I managed to land a job at a private farm with one of the nicest owners and horses I've ever met. And finally yesterday, with my doctors approval of course, I rode for the first time in what felt like forever. Wearing a knee brace while riding and mounting from the right wasn't exactly normal but it didn't make me any less happy as I walked and trotted around the arena. I'm not going to say it didn't hurt, to put all the pressure on a knee after an injury like that hurt but not to a point where it was extreme. Posting was the only part that hurt but it only got better as I continued.

Riding on an extremely cold and windy day would have wigged out most horses but the horse I was riding, Boo, took it like a pro. He didn't blink and packed me around like I was precious cargo.









I didn't think I would ever ride again but Boo made my ride a special one. We did nothing special or crazy but he proved that you don't have to do anything but enjoy yourself and be happy to love what you're doing.


----------



## HeroMyOttb (Dec 28, 2009)

I'm glad you got back on a horse's back! I understand the fear of being around or working with horses after an accident but sometime you just have to push forward to do what you love!

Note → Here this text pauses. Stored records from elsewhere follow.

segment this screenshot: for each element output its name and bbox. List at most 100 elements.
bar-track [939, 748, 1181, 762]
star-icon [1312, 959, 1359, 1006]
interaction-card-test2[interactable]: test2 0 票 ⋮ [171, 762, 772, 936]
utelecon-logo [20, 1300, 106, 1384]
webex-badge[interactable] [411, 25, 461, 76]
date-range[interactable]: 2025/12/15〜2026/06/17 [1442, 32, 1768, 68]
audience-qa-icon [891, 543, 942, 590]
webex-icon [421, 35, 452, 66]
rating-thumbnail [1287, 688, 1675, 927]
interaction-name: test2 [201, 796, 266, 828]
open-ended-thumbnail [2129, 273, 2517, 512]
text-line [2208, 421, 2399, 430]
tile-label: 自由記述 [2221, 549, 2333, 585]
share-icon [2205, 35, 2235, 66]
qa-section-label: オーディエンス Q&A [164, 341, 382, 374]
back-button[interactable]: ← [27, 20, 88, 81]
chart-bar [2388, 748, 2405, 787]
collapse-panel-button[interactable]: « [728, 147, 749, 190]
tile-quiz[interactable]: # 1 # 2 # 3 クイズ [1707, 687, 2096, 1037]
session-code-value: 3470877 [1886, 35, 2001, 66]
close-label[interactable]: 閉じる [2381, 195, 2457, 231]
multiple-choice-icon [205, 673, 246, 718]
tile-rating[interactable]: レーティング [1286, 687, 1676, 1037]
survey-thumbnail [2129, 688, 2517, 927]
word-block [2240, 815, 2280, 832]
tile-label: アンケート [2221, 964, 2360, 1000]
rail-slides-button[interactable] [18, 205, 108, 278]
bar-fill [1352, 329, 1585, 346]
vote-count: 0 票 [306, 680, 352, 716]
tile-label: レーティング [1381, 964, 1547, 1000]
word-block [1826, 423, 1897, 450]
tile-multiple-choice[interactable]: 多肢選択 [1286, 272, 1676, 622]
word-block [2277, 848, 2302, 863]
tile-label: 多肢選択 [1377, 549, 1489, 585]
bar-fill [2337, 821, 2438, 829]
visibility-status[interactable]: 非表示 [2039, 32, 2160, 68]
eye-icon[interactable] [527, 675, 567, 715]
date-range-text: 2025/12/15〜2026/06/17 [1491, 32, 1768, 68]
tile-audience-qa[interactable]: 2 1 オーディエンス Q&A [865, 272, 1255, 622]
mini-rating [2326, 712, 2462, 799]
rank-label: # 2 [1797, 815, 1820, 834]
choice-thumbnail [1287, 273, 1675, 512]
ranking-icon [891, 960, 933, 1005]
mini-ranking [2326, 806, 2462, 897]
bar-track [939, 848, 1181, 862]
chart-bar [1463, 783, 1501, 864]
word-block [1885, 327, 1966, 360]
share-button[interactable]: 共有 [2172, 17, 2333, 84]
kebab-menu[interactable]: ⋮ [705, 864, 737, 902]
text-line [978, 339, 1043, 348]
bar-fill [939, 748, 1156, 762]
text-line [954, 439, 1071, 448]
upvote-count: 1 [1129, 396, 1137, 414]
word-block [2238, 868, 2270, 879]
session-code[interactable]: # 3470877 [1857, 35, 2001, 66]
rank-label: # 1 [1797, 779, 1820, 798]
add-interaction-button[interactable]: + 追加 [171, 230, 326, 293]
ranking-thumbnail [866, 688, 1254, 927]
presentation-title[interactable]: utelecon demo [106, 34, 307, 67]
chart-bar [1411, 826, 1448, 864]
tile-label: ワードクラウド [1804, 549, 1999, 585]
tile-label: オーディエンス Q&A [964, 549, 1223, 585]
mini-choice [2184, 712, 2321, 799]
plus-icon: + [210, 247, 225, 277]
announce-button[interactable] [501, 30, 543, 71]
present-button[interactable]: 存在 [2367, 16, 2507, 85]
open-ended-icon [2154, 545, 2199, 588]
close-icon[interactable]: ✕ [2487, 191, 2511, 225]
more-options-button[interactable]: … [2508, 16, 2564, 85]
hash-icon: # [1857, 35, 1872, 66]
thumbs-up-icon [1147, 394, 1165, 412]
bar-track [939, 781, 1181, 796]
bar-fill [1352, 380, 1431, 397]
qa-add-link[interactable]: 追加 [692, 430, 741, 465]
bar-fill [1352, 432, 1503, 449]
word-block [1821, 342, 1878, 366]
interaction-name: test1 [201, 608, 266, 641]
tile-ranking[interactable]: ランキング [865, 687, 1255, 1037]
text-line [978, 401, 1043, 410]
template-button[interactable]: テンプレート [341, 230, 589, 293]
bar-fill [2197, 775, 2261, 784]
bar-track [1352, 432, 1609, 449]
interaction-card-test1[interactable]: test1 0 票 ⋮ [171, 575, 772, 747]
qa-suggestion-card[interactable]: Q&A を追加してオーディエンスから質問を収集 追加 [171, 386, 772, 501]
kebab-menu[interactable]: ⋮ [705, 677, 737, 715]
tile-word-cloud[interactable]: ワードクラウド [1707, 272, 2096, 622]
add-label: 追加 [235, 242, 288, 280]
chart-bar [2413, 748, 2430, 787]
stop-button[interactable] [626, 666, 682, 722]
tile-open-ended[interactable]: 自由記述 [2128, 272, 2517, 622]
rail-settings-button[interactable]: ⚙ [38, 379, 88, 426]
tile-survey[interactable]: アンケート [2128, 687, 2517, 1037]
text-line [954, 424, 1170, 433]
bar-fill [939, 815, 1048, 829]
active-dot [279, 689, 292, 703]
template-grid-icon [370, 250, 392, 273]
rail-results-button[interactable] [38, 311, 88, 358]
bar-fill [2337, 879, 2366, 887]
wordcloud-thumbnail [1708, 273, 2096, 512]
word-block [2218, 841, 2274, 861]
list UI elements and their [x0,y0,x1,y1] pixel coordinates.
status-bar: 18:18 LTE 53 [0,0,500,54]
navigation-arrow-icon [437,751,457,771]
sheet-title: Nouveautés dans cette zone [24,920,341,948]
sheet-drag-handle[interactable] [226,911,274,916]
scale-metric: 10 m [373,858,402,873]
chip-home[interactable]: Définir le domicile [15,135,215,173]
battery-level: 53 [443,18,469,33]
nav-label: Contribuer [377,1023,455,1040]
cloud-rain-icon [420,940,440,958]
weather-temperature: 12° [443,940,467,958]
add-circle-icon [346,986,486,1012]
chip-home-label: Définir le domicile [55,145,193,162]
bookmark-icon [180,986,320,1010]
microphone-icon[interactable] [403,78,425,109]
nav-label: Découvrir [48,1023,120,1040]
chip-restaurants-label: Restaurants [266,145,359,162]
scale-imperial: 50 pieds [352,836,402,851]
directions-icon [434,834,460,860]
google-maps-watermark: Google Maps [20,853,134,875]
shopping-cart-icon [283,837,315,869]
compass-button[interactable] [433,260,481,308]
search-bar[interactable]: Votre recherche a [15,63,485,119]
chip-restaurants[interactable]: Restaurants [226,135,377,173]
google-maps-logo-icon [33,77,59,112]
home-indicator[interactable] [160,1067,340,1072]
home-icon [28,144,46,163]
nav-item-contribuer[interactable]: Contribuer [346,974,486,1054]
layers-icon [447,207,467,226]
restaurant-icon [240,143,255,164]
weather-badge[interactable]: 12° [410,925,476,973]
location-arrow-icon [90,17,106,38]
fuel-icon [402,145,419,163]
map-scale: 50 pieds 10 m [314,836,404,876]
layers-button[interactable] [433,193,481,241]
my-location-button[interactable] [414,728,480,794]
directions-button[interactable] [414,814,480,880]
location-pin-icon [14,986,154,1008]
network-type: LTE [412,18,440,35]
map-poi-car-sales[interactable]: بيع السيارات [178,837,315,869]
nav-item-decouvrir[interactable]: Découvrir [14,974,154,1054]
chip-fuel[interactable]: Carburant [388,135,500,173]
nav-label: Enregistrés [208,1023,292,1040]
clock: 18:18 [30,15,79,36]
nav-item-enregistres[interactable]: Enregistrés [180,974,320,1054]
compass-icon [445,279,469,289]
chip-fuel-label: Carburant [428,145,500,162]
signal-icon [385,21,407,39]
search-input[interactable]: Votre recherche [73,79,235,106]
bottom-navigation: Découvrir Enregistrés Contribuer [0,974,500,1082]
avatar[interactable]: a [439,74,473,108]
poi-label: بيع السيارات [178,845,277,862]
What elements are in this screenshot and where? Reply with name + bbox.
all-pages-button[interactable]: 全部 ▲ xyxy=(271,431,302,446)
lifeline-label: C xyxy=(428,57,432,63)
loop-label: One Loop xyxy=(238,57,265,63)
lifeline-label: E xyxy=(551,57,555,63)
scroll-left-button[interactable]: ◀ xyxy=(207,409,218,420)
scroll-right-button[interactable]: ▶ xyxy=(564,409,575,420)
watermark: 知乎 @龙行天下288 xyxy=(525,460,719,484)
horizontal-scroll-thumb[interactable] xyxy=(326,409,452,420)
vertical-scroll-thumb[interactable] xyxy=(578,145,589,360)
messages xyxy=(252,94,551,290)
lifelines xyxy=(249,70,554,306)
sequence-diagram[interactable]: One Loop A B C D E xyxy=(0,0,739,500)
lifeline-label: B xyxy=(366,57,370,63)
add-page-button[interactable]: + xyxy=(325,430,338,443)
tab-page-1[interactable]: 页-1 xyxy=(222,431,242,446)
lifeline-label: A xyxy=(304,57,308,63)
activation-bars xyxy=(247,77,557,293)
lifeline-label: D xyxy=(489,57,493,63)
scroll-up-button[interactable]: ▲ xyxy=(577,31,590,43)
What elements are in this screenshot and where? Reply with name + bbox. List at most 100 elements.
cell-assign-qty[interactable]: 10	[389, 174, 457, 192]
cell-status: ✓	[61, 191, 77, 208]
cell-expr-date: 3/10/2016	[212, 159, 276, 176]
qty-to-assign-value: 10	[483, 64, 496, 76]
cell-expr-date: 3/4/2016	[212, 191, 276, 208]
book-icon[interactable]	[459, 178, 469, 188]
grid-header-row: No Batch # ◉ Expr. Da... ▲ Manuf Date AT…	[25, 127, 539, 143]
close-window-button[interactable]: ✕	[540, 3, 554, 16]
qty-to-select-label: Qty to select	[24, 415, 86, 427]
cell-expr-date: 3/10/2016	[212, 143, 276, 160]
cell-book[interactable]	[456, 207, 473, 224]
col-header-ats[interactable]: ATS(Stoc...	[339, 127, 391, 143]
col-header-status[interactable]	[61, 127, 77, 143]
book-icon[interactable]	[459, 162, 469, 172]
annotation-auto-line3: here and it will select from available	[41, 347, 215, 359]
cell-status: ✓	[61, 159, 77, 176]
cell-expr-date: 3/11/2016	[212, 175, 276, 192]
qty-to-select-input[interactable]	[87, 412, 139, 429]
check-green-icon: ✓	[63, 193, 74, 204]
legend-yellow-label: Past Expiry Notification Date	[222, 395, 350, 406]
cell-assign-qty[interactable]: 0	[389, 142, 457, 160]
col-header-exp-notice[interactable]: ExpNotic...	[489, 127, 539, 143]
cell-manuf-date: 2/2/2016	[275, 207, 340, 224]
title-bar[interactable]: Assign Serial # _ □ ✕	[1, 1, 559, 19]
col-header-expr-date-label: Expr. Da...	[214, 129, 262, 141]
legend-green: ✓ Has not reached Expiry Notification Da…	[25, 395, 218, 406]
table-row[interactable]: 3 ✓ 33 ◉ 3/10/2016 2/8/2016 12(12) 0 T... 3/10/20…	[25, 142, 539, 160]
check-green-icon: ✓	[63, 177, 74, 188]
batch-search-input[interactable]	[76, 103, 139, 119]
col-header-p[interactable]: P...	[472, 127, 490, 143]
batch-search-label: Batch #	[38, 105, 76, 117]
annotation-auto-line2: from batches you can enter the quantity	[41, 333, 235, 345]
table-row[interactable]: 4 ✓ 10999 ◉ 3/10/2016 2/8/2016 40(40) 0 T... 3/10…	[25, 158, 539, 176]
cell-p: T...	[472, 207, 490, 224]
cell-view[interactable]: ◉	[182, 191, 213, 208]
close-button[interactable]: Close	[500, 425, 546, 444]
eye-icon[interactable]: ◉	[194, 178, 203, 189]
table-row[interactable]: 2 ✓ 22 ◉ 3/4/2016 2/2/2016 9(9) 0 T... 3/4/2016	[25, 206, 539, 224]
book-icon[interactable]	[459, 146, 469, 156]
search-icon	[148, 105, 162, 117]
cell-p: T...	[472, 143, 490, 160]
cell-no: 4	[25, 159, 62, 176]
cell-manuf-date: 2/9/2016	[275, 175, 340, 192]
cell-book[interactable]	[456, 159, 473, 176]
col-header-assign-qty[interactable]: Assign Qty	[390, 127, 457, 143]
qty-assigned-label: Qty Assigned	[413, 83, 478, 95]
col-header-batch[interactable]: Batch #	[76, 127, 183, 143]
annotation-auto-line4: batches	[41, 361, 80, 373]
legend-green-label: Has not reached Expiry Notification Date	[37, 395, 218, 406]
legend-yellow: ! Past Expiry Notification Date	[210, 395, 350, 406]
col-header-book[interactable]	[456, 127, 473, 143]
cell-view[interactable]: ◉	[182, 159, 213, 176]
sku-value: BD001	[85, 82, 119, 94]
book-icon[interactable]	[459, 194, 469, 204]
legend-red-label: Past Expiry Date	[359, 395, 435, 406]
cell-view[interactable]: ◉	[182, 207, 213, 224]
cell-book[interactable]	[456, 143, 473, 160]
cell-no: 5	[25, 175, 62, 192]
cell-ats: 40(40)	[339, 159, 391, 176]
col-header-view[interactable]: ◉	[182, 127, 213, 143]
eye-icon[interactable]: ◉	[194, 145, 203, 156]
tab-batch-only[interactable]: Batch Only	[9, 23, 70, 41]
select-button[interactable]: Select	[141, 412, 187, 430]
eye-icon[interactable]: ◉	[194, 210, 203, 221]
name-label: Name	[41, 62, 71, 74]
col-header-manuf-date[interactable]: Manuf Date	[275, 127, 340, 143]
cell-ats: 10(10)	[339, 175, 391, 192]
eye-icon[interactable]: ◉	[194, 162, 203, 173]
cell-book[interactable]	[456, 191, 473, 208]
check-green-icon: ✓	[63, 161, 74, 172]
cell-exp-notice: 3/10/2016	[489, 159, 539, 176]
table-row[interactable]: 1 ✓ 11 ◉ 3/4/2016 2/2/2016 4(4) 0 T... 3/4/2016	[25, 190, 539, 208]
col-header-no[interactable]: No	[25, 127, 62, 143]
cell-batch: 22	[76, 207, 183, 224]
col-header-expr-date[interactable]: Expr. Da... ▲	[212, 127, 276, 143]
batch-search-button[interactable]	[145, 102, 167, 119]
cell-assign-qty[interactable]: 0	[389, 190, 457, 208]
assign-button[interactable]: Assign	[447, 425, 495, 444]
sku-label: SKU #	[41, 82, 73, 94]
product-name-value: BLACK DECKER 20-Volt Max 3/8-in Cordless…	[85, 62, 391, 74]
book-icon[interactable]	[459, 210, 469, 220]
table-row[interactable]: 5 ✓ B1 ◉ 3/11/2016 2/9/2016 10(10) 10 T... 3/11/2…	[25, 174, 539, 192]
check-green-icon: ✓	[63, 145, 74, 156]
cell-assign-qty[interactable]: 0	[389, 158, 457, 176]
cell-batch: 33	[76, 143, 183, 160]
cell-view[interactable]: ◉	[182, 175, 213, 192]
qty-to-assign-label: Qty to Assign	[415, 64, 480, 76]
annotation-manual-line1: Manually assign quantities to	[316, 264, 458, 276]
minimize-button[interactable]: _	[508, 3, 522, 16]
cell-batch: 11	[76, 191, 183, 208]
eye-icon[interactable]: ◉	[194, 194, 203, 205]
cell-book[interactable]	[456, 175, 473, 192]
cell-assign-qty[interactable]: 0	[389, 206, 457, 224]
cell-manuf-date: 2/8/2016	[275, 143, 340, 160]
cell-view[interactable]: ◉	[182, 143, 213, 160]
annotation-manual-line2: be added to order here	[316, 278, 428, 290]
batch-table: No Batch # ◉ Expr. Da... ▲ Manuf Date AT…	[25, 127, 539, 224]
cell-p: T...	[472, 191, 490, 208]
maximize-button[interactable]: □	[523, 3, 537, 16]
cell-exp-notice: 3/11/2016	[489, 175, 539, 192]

My motto right now is Ride more, worry less.


----------



## loveye (Dec 31, 2013)

HeroMyOttb said:


> I'm glad you got back on a horse's back! I understand the fear of being around or working with horses after an accident but sometime you just have to push forward to do what you love!
> 
> My motto right now is Ride more, worry less.


I love that motto!


----------



## loveye (Dec 31, 2013)

So I've only ridden one more time other than the first time I posted about. This ride was much better! Nearly no pain while I was posting and I even got some canter in! Of course the downward transitions were pretty rough as I was riding my friends ex-barrel racer, but he had been trained in english pleasure before and calmly packed me around just like Boo had.
Working at the barn with the horses has been great. Its hard work being on your feet that long and doing the manual labor but surprisingly it's made my knee feel better instead of worse!
I've got to spend time with the cutest filly ever named Luna. Her daddy showed in the 2006 Pinto Worlds and we are expecting her to be great no matter which direction she goes. 

















I know its very soon but I'm looking at a lease horse (probably to buy later). One who is safe enough for me to ride but still challenge me. The owner says he is solid w/t/c and jumping around 2'-2'3" courses, though he has never shown. She says he has bad attitude under saddle (no kick, buck, or rear but just a prissy ears back attitude) so me and my trainer are already leaning towards brining a chiropractor in to check him out if we do well together. I am going to be trying him out this weekend, and we'll see if I like him and if we work well together.
















Ill definitely get proper pictures this weekend.


----------